On a side note, when I say X, Y, Z taught in MFEs aren't too applicable on the job as a trader or probably won't be asked on the trader interview, I don't mean to not spend effort learning it. It's useful to apply to a wider variety of roles (where those material might be more useful), and just proving you can learn something fast and well regardless of its direct applicability is a better signal than not doing well in the course because you didn't try. Like I probably won't use C++ much or at all in my career but I don't regret learning it (and learning C++ actually makes my Python a bit better)
Hey, thank you for starting this post. It's been helpful so far to read through your replies. I'm interested in Quant trader/analyst roles. I have a BS in Neuroscience with honors coursework from UT Austin (lower GPA of around 3.0) and an MS in Biomedical Sciences (higher GPA of 3.92). I have experience working in a neuroscience and A.I. lab and multiple journal publications. I'm currently doing data analysis for a project with one of my past science professors.

I'm beginning an online second bachelor's degree in Computer Science from ASU, including upper-division math courses (probability/stochastic process, etc.), a financial engineering course, machine learning, and others.

My questions are:
  • Is this a good path for someone with my background? Or is there a more optimal path?
  • How can I build a strong application?

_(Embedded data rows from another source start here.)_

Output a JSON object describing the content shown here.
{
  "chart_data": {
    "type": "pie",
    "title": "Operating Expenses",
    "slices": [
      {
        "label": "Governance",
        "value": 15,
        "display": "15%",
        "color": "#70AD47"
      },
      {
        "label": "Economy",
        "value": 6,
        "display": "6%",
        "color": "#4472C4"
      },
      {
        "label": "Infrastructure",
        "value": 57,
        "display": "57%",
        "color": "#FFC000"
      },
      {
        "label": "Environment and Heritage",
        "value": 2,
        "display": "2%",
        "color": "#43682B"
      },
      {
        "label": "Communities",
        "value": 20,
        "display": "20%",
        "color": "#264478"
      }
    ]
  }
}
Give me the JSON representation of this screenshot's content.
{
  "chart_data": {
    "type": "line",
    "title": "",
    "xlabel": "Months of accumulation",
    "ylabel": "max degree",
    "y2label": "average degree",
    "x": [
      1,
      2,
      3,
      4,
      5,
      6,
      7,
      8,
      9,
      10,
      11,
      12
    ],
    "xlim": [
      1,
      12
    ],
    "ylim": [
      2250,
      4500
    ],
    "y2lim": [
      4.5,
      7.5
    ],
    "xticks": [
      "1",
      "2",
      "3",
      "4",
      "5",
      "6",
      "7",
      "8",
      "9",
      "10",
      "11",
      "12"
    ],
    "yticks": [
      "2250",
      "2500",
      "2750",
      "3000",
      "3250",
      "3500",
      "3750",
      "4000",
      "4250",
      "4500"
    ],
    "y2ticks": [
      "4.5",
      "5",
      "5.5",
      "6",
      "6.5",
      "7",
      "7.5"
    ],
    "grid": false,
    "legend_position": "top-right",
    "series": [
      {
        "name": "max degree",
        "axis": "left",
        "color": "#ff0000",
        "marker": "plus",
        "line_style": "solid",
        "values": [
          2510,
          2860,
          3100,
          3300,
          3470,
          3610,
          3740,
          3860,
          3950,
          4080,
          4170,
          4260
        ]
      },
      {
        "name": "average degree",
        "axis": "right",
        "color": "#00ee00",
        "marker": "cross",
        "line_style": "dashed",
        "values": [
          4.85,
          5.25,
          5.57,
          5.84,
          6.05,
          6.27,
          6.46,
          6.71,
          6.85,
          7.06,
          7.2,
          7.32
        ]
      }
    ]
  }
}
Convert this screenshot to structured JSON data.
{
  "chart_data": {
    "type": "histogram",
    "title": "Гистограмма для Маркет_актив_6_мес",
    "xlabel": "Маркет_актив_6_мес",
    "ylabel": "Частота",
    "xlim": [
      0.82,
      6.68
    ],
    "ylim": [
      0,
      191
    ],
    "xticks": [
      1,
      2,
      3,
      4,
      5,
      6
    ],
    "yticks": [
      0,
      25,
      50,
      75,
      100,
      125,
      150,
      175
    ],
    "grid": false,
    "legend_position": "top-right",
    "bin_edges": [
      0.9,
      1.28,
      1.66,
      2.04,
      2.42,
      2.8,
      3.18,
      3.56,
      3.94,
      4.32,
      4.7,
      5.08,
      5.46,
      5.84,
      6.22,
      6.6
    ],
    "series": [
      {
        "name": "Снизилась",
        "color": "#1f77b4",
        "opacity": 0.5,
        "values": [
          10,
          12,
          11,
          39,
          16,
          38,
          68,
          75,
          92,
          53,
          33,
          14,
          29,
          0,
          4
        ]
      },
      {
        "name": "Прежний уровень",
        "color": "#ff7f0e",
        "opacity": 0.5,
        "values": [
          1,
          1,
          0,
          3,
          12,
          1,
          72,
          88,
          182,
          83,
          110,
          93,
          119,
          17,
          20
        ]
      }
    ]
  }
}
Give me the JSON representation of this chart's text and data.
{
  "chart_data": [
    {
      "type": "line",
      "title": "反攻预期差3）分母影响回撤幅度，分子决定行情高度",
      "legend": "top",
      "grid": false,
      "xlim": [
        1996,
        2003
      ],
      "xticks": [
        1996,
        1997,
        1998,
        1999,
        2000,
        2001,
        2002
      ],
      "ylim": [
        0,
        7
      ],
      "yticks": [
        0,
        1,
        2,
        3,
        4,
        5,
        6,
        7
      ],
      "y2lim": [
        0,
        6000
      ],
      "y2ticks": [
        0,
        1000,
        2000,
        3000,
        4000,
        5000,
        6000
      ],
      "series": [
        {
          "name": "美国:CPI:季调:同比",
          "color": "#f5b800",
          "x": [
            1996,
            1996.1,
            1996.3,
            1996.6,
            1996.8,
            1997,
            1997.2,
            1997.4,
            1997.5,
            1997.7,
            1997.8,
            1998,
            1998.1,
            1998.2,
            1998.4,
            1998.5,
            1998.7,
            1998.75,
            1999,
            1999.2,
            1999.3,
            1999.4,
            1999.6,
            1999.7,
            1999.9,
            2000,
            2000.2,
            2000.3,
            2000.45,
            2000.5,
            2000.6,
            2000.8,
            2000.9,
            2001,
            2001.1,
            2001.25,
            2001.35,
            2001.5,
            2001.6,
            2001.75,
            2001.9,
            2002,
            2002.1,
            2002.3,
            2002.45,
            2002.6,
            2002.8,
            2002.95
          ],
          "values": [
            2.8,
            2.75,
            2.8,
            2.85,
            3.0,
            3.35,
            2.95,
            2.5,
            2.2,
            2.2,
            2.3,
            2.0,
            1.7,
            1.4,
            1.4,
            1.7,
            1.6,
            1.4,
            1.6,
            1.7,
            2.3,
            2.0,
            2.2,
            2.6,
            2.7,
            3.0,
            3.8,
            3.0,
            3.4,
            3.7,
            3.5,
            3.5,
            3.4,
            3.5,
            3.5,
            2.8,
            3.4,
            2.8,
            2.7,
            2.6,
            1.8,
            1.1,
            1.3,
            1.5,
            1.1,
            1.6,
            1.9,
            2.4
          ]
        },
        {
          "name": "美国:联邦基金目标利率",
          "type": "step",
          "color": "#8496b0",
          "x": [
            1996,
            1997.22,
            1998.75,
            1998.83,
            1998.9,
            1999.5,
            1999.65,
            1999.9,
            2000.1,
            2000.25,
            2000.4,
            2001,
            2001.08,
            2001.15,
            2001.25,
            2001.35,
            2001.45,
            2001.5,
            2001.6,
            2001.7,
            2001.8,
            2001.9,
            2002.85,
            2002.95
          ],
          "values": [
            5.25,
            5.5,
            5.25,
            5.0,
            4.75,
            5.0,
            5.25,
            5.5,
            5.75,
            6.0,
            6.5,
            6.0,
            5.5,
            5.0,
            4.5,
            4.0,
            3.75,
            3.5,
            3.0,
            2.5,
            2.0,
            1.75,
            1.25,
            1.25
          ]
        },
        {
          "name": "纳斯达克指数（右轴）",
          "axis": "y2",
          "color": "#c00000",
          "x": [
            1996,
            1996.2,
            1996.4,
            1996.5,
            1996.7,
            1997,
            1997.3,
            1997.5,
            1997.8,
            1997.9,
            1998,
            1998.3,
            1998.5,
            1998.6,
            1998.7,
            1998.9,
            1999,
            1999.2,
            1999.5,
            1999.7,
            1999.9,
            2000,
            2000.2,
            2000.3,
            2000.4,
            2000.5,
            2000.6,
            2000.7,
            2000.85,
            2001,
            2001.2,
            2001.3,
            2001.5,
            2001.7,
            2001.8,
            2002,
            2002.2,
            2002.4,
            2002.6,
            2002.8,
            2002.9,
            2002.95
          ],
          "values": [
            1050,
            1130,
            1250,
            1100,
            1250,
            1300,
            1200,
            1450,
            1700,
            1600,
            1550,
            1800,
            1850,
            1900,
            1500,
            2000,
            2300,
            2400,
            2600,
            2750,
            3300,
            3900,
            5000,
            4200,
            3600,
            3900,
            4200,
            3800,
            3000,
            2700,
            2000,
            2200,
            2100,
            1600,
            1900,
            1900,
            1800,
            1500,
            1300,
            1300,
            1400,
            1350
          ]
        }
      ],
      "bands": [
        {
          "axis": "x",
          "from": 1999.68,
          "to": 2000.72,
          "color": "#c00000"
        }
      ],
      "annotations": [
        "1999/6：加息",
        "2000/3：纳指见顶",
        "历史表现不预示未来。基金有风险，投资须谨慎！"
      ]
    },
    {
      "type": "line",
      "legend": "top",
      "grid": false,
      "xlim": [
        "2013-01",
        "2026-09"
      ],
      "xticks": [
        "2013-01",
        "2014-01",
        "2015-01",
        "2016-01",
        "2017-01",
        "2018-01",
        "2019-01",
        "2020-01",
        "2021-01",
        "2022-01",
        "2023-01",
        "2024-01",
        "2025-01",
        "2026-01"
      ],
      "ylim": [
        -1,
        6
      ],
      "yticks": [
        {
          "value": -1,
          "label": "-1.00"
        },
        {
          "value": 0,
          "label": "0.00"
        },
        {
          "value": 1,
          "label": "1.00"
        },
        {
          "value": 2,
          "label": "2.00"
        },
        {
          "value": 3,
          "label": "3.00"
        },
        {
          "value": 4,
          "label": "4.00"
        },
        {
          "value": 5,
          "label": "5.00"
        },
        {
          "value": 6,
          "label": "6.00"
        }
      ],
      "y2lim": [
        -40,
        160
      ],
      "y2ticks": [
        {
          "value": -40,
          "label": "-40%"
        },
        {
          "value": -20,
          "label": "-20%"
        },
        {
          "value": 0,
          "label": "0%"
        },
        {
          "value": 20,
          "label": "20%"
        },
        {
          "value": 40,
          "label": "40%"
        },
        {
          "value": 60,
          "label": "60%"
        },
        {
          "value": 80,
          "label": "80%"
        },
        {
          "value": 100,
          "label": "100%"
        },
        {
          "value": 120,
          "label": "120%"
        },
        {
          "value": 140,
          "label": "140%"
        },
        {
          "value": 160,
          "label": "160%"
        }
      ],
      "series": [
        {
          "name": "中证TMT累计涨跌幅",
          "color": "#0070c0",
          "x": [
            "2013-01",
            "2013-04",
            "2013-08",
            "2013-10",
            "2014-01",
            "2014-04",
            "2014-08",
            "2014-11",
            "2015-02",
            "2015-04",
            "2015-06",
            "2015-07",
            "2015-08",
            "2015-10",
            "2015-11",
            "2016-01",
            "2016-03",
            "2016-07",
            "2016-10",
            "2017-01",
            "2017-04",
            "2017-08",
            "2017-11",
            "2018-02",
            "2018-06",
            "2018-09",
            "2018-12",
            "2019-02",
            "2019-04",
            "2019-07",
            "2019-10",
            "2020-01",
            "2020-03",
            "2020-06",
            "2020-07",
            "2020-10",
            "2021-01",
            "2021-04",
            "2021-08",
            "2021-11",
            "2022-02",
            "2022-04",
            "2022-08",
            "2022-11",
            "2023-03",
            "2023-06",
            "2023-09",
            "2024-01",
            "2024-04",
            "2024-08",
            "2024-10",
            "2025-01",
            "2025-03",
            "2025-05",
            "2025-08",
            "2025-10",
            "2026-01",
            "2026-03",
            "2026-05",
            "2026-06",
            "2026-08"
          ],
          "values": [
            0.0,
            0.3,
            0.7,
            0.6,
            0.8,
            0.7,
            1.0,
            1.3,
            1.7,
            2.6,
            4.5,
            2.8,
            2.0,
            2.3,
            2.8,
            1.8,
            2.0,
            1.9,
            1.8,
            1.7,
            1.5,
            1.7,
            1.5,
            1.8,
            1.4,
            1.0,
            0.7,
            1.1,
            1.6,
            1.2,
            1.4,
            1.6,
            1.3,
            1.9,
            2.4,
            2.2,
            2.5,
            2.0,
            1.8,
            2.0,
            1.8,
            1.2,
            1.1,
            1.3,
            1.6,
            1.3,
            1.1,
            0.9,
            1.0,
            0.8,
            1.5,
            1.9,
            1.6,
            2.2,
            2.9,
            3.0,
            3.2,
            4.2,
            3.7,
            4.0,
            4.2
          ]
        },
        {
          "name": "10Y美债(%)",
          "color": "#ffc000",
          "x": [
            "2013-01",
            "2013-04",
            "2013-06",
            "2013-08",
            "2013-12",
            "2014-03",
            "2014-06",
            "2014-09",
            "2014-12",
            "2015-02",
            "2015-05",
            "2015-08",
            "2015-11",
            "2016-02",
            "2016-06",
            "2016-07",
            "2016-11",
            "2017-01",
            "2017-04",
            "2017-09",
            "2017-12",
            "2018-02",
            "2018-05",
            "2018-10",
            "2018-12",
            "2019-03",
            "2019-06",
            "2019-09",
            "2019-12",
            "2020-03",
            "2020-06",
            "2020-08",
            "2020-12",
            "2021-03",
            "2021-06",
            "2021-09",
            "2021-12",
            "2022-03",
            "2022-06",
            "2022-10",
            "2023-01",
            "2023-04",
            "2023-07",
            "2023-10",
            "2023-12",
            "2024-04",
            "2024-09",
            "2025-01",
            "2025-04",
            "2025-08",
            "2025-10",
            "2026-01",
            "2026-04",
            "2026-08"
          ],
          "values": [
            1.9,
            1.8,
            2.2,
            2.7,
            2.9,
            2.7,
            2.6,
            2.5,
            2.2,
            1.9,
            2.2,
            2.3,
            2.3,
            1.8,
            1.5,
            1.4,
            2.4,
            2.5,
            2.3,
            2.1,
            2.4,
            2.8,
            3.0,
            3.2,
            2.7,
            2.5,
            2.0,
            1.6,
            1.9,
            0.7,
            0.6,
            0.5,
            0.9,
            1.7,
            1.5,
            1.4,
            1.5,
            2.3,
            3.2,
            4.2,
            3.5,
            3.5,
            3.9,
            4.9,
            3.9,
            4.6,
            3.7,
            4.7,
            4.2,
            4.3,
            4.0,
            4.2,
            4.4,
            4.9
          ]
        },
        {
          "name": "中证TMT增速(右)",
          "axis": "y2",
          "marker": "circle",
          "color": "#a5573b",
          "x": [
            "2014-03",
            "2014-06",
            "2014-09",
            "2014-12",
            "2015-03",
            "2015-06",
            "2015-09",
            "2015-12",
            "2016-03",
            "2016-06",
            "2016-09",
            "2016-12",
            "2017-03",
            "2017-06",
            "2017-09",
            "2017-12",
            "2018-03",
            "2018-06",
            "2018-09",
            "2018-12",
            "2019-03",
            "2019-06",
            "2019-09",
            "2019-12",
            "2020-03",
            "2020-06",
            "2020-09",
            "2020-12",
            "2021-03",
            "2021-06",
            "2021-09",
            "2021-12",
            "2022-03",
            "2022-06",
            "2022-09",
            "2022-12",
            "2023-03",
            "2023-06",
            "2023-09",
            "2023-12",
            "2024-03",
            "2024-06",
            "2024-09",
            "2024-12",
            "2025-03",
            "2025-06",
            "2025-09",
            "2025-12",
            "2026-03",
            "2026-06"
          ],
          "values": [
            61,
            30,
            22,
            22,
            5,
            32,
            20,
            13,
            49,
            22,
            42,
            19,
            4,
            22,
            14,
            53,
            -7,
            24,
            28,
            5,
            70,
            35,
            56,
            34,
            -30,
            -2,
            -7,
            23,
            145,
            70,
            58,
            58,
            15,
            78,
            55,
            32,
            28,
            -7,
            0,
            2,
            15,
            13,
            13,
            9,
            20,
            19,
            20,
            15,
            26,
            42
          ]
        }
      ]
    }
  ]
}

Someone mentioned an MFE and someone else said just networking, keeping a high GPA, and doing a ton of projects should help. Thank you in advance.
Hi, I'm curious, in your opinion, how does the career track of quant trader and quant researcher compare? What are the pros/cons for each one? thanks!
How important is the ranking of my MFE program for such roles?
Is it better to get into say, UCLA, NCSU or wait an year or so and try for better programs?